Mr Abe told the Diet in Tokyo that Japanese diplomats have been communicating with the North Koreans via an intermediary in China. His comments came just as Kim Jong-Un was visiting Beijing, according to Bloomberg News. It was his first foreign trip since taking power in 2011.
Mr Abe hopes to raise the issue of abducted Japanese citizens with Mr Kim, either directly, or through Mr Trump. Mr Abe will make his case to the US president when he flies to Washington for talks next month. He has also asked the South Korean President, Moon Jae-in, to raise the abduction issue with Mr Kim during the inter-Korean summit, which is scheduled to take place in late April.
However, it seems improbable that the North Koreans will allow Mr Abe to attend their meeting with Mr Trump.
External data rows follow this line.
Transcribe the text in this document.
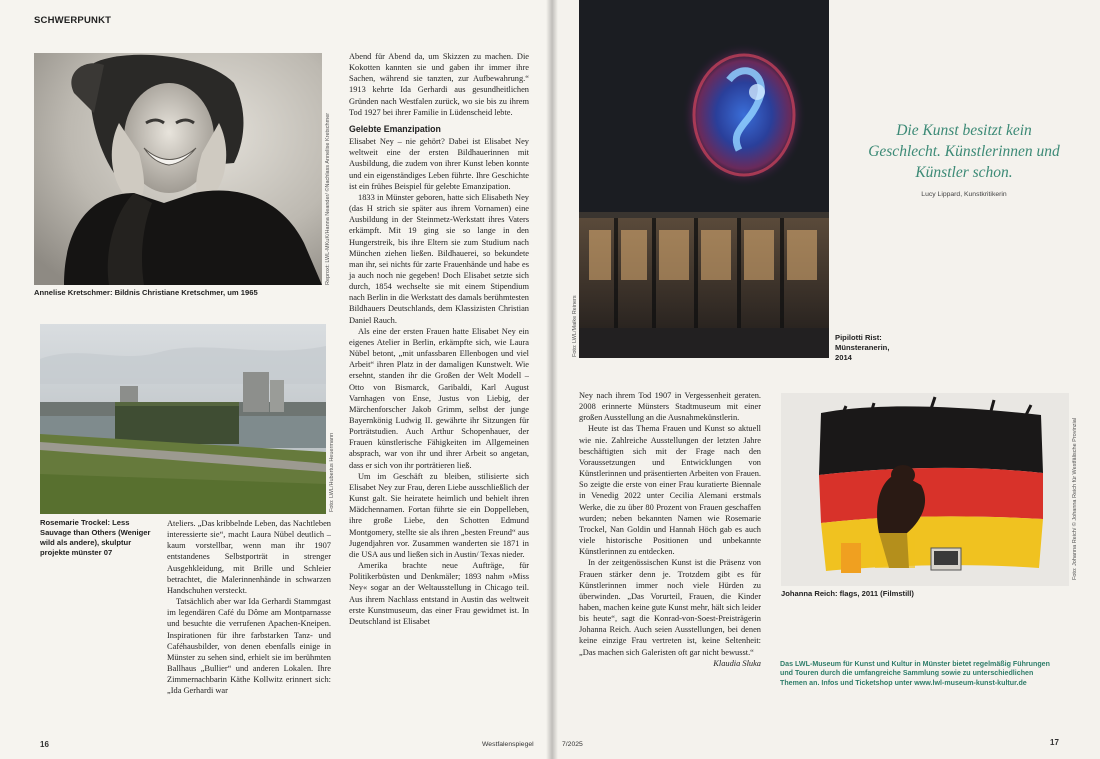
SCHWERPUNKT
Reproxt: LWL-MKuK/Hanna Neander/ ©Nachlass Annelise Kretschmer
Annelise Kretschmer: Bildnis Christiane Kretschmer, um 1965
Foto: LWL/Hubertus Heuermann
Rosemarie Trockel: Less Sauvage than Others (Weniger wild als andere), skulptur projekte münster 07

Ateliers. „Das kribbelnde Leben, das Nachtleben interessierte sie“, macht Laura Nübel deutlich – kaum vorstellbar, wenn man ihr 1907 entstandenes Selbstporträt in strenger Ausgehkleidung, mit Brille und Schleier betrachtet, die Malerinnenhände in schwarzen Handschuhen versteckt.

Tatsächlich aber war Ida Gerhardi Stammgast im legendären Café du Dôme am Montparnasse und besuchte die verrufenen Apachen-Kneipen. Inspirationen für ihre farbstarken Tanz- und Caféhausbilder, von denen ebenfalls einige in Münster zu sehen sind, erhielt sie im berühmten Ballhaus „Bullier“ und anderen Lokalen. Ihre Zimmernachbarin Käthe Kollwitz erinnert sich: „Ida Gerhardi war

Abend für Abend da, um Skizzen zu machen. Die Kokotten kannten sie und gaben ihr immer ihre Sachen, während sie tanzten, zur Aufbewahrung.“ 1913 kehrte Ida Gerhardi aus gesundheitlichen Gründen nach Westfalen zurück, wo sie bis zu ihrem Tod 1927 bei ihrer Familie in Lüdenscheid lebte.

Gelebte Emanzipation

Elisabet Ney – nie gehört? Dabei ist Elisabet Ney weltweit eine der ersten Bildhauerinnen mit Ausbildung, die zudem von ihrer Kunst leben konnte und ein eigenständiges Leben führte. Ihre Geschichte ist ein frühes Beispiel für gelebte Emanzipation.

1833 in Münster geboren, hatte sich Elisabeth Ney (das H strich sie später aus ihrem Vornamen) eine Ausbildung in der Steinmetz-Werkstatt ihres Vaters erkämpft. Mit 19 ging sie so lange in den Hungerstreik, bis ihre Eltern sie zum Studium nach München ziehen ließen. Bildhauerei, so bekundete man ihr, sei nichts für zarte Frauenhände und habe es ja auch noch nie gegeben! Doch Elisabet setzte sich durch, 1854 wechselte sie mit einem Stipendium nach Berlin in die Werkstatt des damals berühmtesten Bildhauers Deutschlands, dem Klassizisten Christian Daniel Rauch.

Als eine der ersten Frauen hatte Elisabet Ney ein eigenes Atelier in Berlin, erkämpfte sich, wie Laura Nübel betont, „mit unfassbaren Ellenbogen und viel Arbeit“ ihren Platz in der damaligen Kunstwelt. Wie ersehnt, standen ihr die Großen der Welt Modell – Otto von Bismarck, Garibaldi, Karl August Varnhagen von Ense, Justus von Liebig, der Märchenforscher Jakob Grimm, selbst der junge Bayernkönig Ludwig II. gewährte ihr Sitzungen für Porträtstudien. Auch Arthur Schopenhauer, der Frauen künstlerische Fähigkeiten im Allgemeinen absprach, war von ihr und ihrer Arbeit so angetan, dass er sich von ihr porträtieren ließ.

Um im Geschäft zu bleiben, stilisierte sich Elisabet Ney zur Frau, deren Liebe ausschließlich der Kunst galt. Sie heiratete heimlich und behielt ihren Mädchennamen. Fortan führte sie ein Doppelleben, ihre große Liebe, den Schotten Edmund Montgomery, stellte sie als ihren „besten Freund“ aus Jugendjahren vor. Zusammen wanderten sie 1871 in die USA aus und ließen sich in Austin/ Texas nieder.

Amerika brachte neue Aufträge, für Politikerbüsten und Denkmäler; 1893 nahm »Miss Ney« sogar an der Weltausstellung in Chicago teil. Aus ihrem Nachlass entstand in Austin das weltweit erste Kunstmuseum, das einer Frau gewidmet ist. In Deutschland ist Elisabet

16	Westfalenspiegel
Foto: LWL/Maike Reiners	Pipilotti Rist:
Münsteranerin,
2014
Die Kunst besitzt kein Geschlecht. Künstlerinnen und Künstler schon.
Lucy Lippard, Kunstkritikerin

Ney nach ihrem Tod 1907 in Vergessenheit geraten. 2008 erinnerte Münsters Stadtmuseum mit einer großen Ausstellung an die Ausnahmekünstlerin.

Heute ist das Thema Frauen und Kunst so aktuell wie nie. Zahlreiche Ausstellungen der letzten Jahre beschäftigten sich mit der Frage nach den Voraussetzungen und Entwicklungen von Künstlerinnen und präsentierten Arbeiten von Frauen. So zeigte die erste von einer Frau kuratierte Biennale in Venedig 2022 unter Cecilia Alemani erstmals Werke, die zu über 80 Prozent von Frauen geschaffen wurden; neben bekannten Namen wie Rosemarie Trockel, Nan Goldin und Hannah Höch gab es auch viele historische Positionen und unbekannte Künstlerinnen zu entdecken.

In der zeitgenössischen Kunst ist die Präsenz von Frauen stärker denn je. Trotzdem gibt es für Künstlerinnen immer noch viele Hürden zu überwinden. „Das Vorurteil, Frauen, die Kinder haben, machen keine gute Kunst mehr, hält sich leider bis heute“, sagt die Konrad-von-Soest-Preisträgerin Johanna Reich. Auch seien Ausstellungen, bei denen keine einzige Frau vertreten ist, keine Seltenheit: „Das machen sich Galeristen oft gar nicht bewusst.“

Klaudia Sluka

Foto: Johanna Reich/ © Johanna Reich für Westfälische Provinzial
Johanna Reich: flags, 2011 (Filmstill)
Das LWL-Museum für Kunst und Kultur in Münster bietet regelmäßig Führungen und Touren durch die umfangreiche Sammlung sowie zu unterschiedlichen Themen an. Infos und Ticketshop unter www.lwl-museum-kunst-kultur.de
7/2025	17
Nor are they likely to take any steps to release the Japanese people who were abducted in the 1970s and 1980s.
One of the dilemmas facing Japan is how to accommodate the North Koreans. Hawkish politicians say talks and diplomacy are ineffective and they claim the best response is to press for regime change through force. These conservatives find an ally in Donald Trump’s ultra-hawkish new national security advisor, John Bolton, who has advocated the use of a pre-emptive strike against North Korea.
This week, I discussed North Korea with the former British ambassador to Pyongyang, John Everard. He said there is no clear agenda for the Kim-Trump meeting and noted that there is currently no serving US Ambassador to South Korea.
“We keep talking about the summit between the US and the North Korea as a done deal. But is it?” he asked.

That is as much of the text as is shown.